O estádio possui 45 camarotes, dos quais 12 são destinados a eventos corporativos; estima‑se que a receita anual desses espaços ultrapasse R$ 8,5 milhões.

  • 45 camarotes no total
  • 12 camarotes corporativos
  • Receita anual estimada: R$ 8,5 mi
  • Shows internacionais realizados: 7 em 2024
DataEventoRelevância
03/02/2026Solicitação da força‑tarefaPrimeiro pedido de entrega
10/02/2026Indeferimento judicialNegativa ao acesso ao inquérito
04/04/2026Divulgação da recusaAmplificação midiática

Além do contrato, a polícia ainda aguarda documentos prometidos pelo clube, como relatórios de auditoria interna e notas fiscais de venda de ingressos.

Quais são as ramificações para o clube?

O São Paulo pode sofrer sanções administrativas, como a suspensão de benefícios fiscais vinculados ao uso do estádio para eventos.
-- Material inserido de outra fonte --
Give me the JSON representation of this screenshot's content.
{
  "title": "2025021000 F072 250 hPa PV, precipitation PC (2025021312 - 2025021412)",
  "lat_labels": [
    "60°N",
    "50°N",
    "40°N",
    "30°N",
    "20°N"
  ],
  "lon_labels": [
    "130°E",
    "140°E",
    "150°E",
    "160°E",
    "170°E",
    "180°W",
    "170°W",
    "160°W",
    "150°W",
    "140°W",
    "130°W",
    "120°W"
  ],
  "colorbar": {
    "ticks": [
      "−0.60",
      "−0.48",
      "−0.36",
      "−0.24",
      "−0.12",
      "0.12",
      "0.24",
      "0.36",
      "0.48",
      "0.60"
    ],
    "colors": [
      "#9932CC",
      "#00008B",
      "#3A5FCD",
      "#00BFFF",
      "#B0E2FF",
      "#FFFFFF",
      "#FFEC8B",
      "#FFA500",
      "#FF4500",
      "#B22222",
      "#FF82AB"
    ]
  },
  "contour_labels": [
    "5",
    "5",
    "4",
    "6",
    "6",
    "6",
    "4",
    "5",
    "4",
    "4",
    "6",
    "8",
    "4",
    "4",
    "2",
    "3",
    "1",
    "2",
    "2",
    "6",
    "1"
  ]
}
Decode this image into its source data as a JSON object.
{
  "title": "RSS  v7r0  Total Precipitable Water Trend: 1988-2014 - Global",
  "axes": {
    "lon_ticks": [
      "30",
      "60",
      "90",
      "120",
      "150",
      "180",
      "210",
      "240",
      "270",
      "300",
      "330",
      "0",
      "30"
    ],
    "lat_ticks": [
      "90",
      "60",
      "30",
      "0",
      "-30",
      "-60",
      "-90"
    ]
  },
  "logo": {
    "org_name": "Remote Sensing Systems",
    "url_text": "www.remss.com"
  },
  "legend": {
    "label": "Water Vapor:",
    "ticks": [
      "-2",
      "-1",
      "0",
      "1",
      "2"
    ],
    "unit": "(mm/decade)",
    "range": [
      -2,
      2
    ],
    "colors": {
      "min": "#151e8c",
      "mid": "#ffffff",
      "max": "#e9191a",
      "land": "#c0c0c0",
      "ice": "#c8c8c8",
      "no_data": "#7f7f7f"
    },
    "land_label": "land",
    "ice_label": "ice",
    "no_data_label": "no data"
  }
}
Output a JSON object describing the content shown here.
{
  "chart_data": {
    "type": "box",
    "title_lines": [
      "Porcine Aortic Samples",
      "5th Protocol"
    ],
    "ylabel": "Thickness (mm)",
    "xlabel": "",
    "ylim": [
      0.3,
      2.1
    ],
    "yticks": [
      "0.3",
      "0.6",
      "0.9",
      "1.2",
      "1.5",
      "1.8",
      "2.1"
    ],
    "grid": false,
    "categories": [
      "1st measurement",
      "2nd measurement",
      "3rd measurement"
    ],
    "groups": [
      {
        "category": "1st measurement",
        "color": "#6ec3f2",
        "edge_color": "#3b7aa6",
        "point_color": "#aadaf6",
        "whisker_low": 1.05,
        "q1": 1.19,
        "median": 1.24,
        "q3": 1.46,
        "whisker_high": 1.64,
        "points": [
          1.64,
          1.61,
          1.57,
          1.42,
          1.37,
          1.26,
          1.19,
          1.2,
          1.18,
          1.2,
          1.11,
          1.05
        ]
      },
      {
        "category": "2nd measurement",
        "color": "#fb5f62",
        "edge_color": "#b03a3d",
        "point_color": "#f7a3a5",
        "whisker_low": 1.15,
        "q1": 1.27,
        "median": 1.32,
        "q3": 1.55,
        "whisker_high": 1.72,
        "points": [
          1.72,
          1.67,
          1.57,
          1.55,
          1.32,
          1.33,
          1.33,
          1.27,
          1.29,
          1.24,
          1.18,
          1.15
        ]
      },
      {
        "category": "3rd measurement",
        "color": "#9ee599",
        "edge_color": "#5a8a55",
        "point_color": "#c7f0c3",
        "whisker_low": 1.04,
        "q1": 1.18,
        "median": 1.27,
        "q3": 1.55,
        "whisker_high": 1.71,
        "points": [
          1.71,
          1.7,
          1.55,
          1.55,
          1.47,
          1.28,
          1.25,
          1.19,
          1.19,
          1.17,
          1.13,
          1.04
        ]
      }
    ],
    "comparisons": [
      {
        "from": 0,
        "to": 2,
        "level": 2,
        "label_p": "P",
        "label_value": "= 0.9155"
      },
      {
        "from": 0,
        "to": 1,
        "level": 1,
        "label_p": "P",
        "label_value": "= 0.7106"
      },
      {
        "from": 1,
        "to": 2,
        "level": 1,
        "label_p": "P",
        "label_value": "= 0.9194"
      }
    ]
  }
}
Do ponto de vista tático, a falta de transparência pode enfraquecer a negociação com futuros parceiros de entretenimento.

Na tabela de patrocinadores, a reputação manchada pode levar a renegociação de contratos ou perda de apoio de marcas internacionais.

O que acontece agora?

O Ministério Público já encaminhou ao judiciário um pedido de medida cautelar para que o contrato seja entregue sob sigilo judicial.

Se a ordem for concedida, o São Paulo terá que abrir o documento ao perito, mantendo a confidencialidade perante a imprensa.

O caso segue em destaque nas redes, pressionando o clube a adotar postura mais colaborativa para preservar sua imagem.